Construction began in 2004, the second year of the Roh Moo-hyun administration, which continued the so-called Sunshine Policy of its predecessor.
"If a soldier carried all his military equipment, which weighs 32 kg, and came to the DMZ in full gear, he would already be exhausted before reaching the South," the defector said. "So they built bunkers at the DMZ and put all their operations equipment there. In the bunkers, there are South Korean military uniforms and name tags, so that they can disguise themselves as South Korean troops.
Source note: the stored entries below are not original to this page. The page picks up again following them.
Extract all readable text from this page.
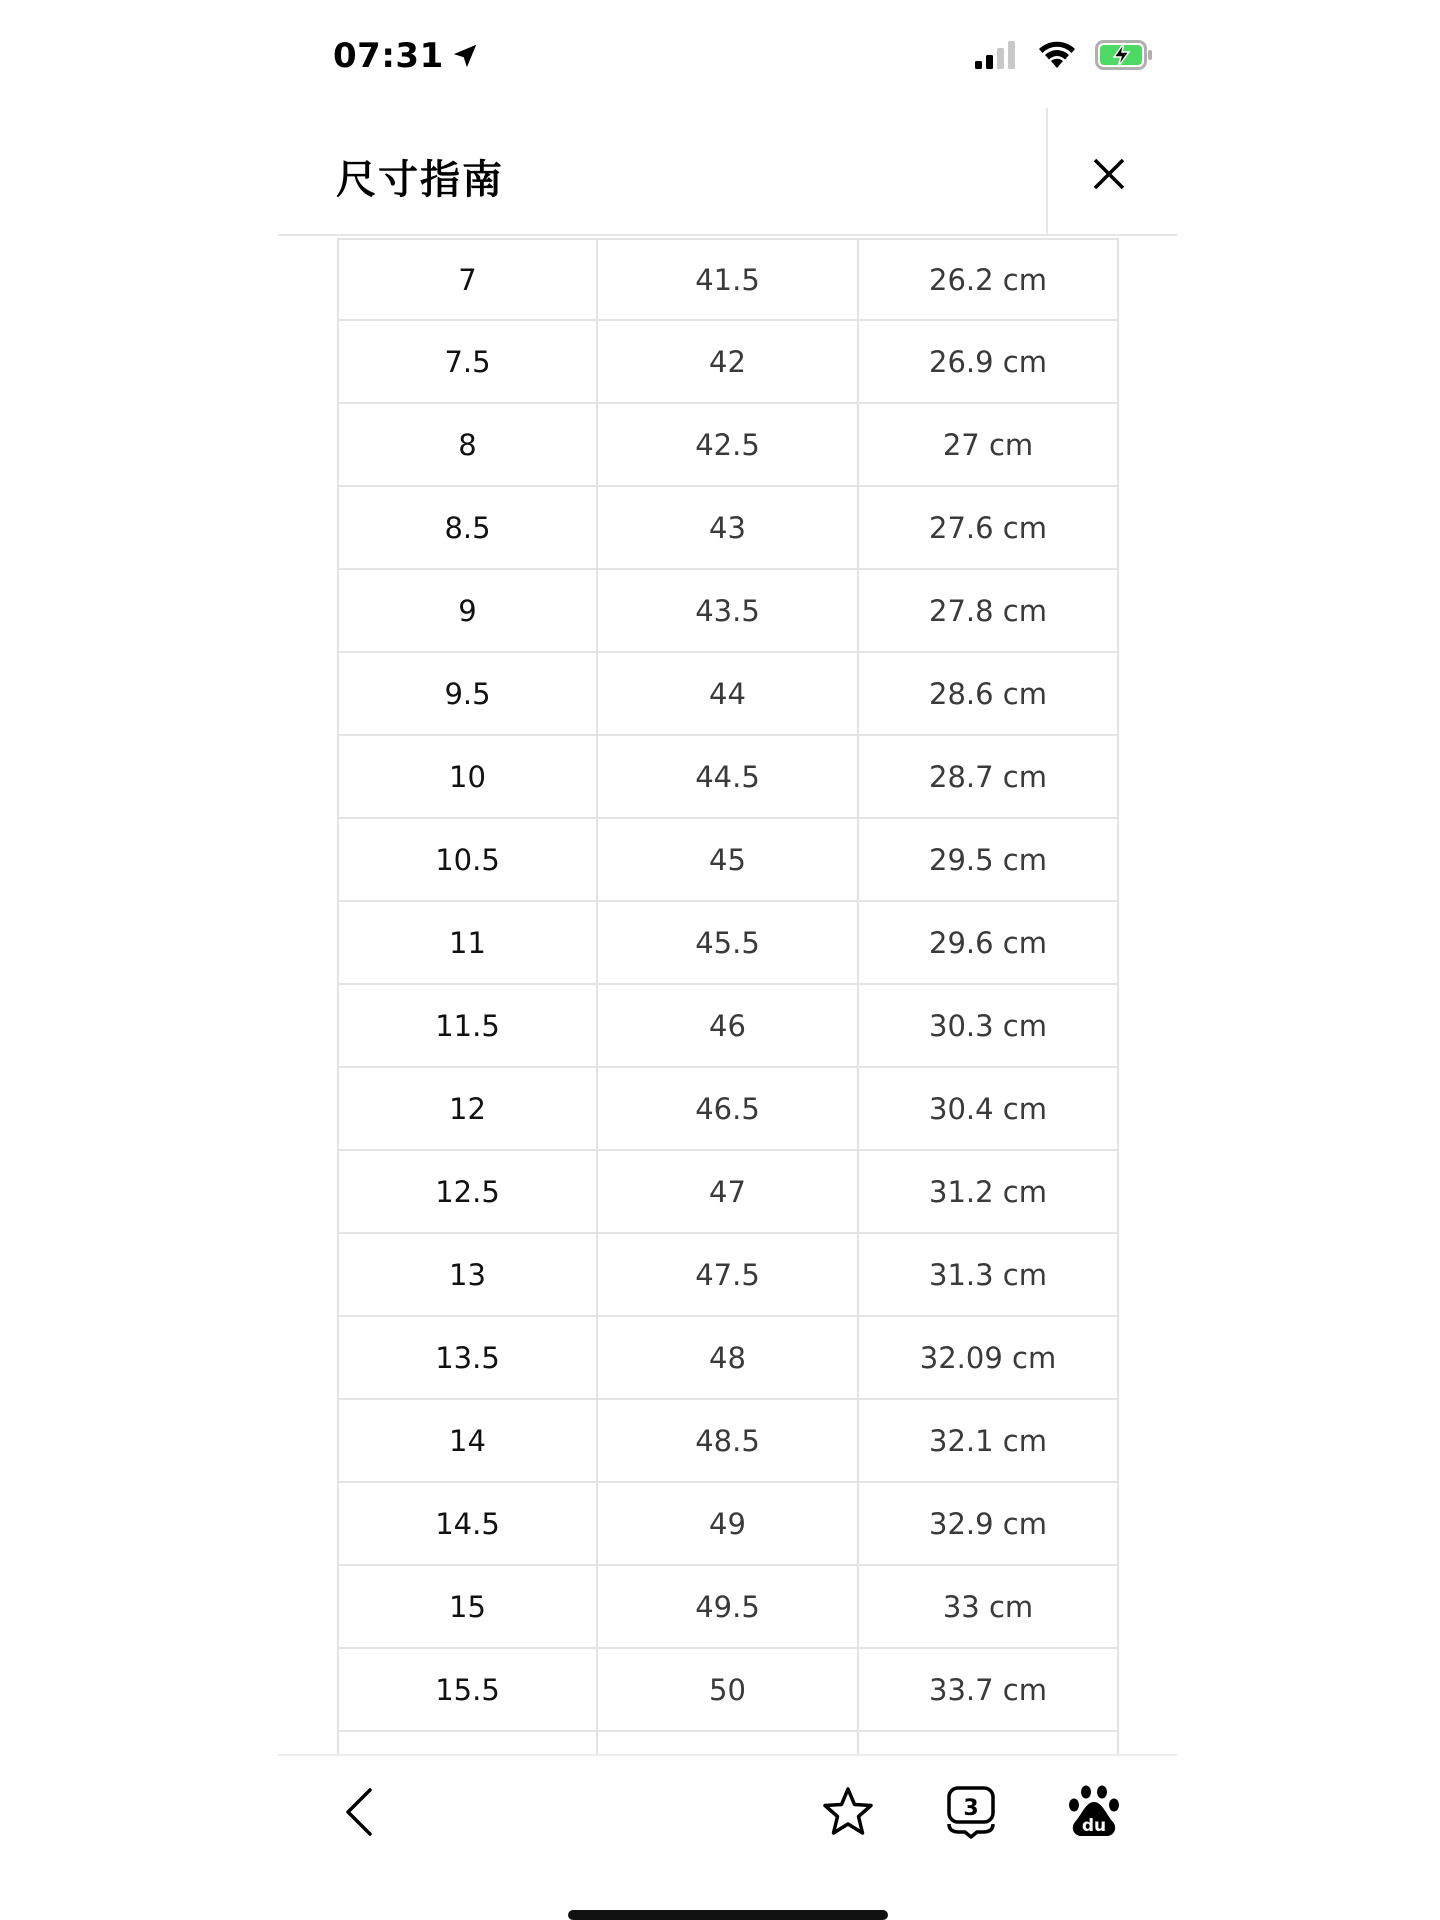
07:31
尺寸指南
7	41.5	26.2 cm
7.5	42	26.9 cm
8	42.5	27 cm
8.5	43	27.6 cm
9	43.5	27.8 cm
9.5	44	28.6 cm
10	44.5	28.7 cm
10.5	45	29.5 cm
11	45.5	29.6 cm
11.5	46	30.3 cm
12	46.5	30.4 cm
12.5	47	31.2 cm
13	47.5	31.3 cm
13.5	48	32.09 cm
14	48.5	32.1 cm
14.5	49	32.9 cm
15	49.5	33 cm
15.5	50	33.7 cm
3
du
Also reserved are... 60-mm mortar shells, condensed high explosives, and all sorts of ammunition."
He claimed "70 percent" of the roughly 800 bunkers are fakes or decoys to confuse the South. But the semi-underground bunkers are not linked to a series of underground passages built in the past to attack South Korea, he added.
"Despite Seoul's appeasement policy, or whatever the South does toward the North, Pyongyang hasn't given up its aim of unifying the Korean Peninsula by military force. They are sticking to this principle and teaching North Koreans about it," he said.
The defector is scheduled to testify at a closed-door session of the U.S. Congress on Wednesday.